Basically, he’s arguing that rich countries should pay the U.S. military, and then anyone who cannot pay is out of luck. As Bill Lawrence comments in an email to me, this is a terrible plan. An expert in international relations, Lawrence is currently visiting Professor of Political Science and International Relations at George Washington University. He explains: the United States already gets "huge in-kind contributions, but global powers never 'rent out' their military services, very bad idea geo-politically when your GDP is 100x that of the country you are dealing with."
Yet not only did Trump propose a terrifyingly mercenary vision of U.S. military might, but he fundamentally misunderstands the reason for the continuing U.S. presence on the Korean peninsula. In an email to me, Sung-Yoon Lee, Kim Koo-Korea Foundation Professor of Korean Studies at Tufts University, explains the limits of Trump’s vision. It is true, Lee says, that “the presence of U.S. troops in South Korea has been a key deterrent against North Korean adventurism for the past six decades since the end of the Korean War in 1953. More than any treaty, the physical presence of American soldiers standing in harm's way has sent an unequivocal message to Pyongyang that the U.S. is committed to the defense of South Korea. Clearly, this dynamic has favored South Korea, which has developed into a global leader in trade, shipping, electronics, etc. under the U.S. security umbrella.”

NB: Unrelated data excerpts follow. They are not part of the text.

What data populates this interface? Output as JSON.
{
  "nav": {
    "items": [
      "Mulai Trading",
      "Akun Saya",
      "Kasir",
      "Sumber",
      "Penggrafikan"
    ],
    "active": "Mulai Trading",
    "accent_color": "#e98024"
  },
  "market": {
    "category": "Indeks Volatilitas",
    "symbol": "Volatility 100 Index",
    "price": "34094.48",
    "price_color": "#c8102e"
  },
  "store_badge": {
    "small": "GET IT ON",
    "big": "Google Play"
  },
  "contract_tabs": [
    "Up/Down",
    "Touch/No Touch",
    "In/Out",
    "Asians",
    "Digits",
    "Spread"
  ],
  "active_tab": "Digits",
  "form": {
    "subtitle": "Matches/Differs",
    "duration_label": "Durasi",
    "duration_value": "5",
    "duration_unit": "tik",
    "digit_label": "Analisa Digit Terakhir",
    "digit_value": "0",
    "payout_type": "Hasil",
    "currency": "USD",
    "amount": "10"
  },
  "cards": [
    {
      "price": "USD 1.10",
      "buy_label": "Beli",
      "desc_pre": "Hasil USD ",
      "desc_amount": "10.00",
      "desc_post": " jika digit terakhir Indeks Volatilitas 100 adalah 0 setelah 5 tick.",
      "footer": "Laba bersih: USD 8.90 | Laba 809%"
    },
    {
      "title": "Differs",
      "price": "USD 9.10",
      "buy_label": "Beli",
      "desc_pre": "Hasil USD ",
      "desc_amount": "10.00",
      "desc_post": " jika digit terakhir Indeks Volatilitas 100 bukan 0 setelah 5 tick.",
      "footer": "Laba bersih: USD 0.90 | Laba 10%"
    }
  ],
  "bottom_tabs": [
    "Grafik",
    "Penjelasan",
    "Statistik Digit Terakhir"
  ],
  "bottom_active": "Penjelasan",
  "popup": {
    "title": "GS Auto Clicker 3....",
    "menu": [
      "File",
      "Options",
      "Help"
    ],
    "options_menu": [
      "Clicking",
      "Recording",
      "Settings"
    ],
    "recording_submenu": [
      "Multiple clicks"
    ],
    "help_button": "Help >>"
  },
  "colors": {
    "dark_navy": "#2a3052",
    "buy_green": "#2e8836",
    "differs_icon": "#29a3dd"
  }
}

So far, so good. However, Lee continues: “At the same time, no nation state is an altruistic organization. The U.S. maintains troops in South Korea because it serves broad U.S. strategic interests in the region; namely, in deterring North Korea and checking China. While one can debate the utility of USFK to the U.S. or argue that Seoul should do more to defray the cost of maintaining troops in South Korea, for Mr. Trump to suggest that South Korea is getting a free ride ignores some basics of international relations. Further, his patronizing remark against the Harvard student also betrays Mr. Trump's small-mindedness, brash character, and alarming ignorance.”
North and South Korea exist due to geopolitical pressures placed on the country following WWII by the Soviet Union and the United States. The situation in the two Koreas is a direct result of meddling by two superpowers, the consequences of which are, on the South side, a remarkable story of economic success and, on the North side, a human tragedy of such dimensions it borders on the incomprehensible. But they are equally the result of a fateful political decision in 1950-- the Ego and the Id of the American military--and the war is still ongoing, for the peace is the result of an armistice declared in 1953. So when Trump asks a Harvard student, "Are you from South Korea?" and Huckabee mocks starvation in the North, they are pointing accusing, amnesiac fingers at people who, in many ways, are the most American of all.